Importa, contudo, ter em conta que o âmbito subjectivo de aplicação da Lei n.º 64/93 não abrange todos os cargos políticos, no sentido doutrinal deste conceito, mas apenas um conjunto especificamente identificado de cargos. Com efeito, o artigo 1.º, n.º 2, identifica quais são os titulares de cargos políticos (para além dos referidos no n.º 1 do mesmo artigo) “para os efeitos da presente lei”.
De acordo com o artigo 1.º da Lei n.º 64/93, o regime de incompatibilidades e impedimentos nela fixados aplica-se aos titulares de órgãos de soberania, com excepção dos tribunais (n.º 1), e aos cargos discriminados no n.º 2 (os representantes da República para as regiões autónomas, os membros dos governos regionais, o Provedor de Justiça, os governadores e vice-governadores civis, os presidentes e vereadores a tempo inteiro das câmaras municipais e os deputados ao Parlamento Europeu).
Ora, nem os órgãos de governo das regiões autónomas nem os órgãos dos municípios são órgãos de soberania, compreendendo esta categoria, para efeitos desta lei, apenas o Presidente da República, a Assembleia da República e o Governo.
Por seu turno, no elenco do n.º 2 do artigo 1.º da Lei n.º 64/93, que define os outros cargos políticos abrangidos pelo regime de incompatibilidades e impedimentos, encontramos apenas referência aos membros de um dos órgãos de governo das regiões autónomas [os membros dos governos regionais - alínea b)] e a alguns dos membros de um dos órgãos municipais [o presidente e os vereadores a tempo inteiro das câmaras municipais - alínea f)].
Perante essas referências expressas, a natureza taxativa desse elenco e a omissão dos deputados às assembleias legislativas regionais e dos presidentes das assembleias municipais, é forçoso concluir que estes não integram o âmbito subjectivo de aplicação da Lei n.º 64/93. A situação em apreço apresenta semelhanças com a dos vereadores a tempo parcial, visto que estes configuram cargos políticos, mas não para efeitos de aplicação da Lei n.º 64/93 – cfr., neste sentido, o Acórdão n.º 342/2005 (inédito).

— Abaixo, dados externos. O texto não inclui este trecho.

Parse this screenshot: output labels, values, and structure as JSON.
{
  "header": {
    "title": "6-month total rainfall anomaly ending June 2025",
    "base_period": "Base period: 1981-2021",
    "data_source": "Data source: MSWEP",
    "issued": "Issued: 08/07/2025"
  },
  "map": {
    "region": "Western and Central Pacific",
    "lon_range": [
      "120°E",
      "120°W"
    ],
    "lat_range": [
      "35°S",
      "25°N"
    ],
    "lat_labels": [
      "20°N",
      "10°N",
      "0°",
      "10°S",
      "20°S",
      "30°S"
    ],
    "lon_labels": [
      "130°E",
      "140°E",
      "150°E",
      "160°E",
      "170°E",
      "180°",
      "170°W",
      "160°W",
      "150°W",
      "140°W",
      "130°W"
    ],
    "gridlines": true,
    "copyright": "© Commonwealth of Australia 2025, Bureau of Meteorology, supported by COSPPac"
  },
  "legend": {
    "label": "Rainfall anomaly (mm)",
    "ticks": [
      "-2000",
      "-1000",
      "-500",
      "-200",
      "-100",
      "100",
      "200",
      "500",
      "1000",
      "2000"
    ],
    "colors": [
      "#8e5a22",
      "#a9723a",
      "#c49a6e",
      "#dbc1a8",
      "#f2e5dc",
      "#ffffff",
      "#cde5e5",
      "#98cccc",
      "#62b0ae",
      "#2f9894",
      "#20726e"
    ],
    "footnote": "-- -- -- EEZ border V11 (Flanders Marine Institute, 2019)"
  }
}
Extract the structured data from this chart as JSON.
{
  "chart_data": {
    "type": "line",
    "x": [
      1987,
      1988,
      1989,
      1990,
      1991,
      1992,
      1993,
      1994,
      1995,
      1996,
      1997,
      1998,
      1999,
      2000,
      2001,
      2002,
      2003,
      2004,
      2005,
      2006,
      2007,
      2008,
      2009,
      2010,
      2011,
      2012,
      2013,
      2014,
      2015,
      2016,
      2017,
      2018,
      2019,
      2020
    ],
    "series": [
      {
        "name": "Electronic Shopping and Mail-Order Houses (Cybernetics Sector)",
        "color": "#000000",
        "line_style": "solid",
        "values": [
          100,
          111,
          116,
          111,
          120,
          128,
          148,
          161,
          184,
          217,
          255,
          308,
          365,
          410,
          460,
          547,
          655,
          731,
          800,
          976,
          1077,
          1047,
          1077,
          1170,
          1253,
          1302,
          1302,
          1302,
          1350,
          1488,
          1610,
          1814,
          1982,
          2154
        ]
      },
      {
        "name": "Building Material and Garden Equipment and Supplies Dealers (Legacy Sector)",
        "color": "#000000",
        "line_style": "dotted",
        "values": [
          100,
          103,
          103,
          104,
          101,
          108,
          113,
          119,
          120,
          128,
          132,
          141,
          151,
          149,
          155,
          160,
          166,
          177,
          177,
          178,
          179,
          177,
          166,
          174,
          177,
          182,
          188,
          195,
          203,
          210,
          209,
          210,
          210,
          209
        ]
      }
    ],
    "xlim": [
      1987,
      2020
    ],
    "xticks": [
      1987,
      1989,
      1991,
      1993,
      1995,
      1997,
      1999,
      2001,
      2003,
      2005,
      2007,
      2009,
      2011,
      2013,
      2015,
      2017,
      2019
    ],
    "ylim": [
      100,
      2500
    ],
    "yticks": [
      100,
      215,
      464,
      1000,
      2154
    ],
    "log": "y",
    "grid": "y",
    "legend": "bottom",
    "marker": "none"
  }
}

Trata-se, em todos esses casos, de uma opção deliberada do legislador, visto que os cargos em apreço já existiam à data da elaboração da Lei n.º 64/93, podendo ter sido incluídos no artigo 1.º, n.º 2.
Em consequência, há que concluir que a competência do Tribunal Constitucional para fiscalizar as declarações dos titulares de cargos políticos, definida no artigo 10.º, n.º 2, da Lei n.º 64/93, não abrange nem os deputados às assembleias legislativas regionais nem os presidentes das assembleias municipais.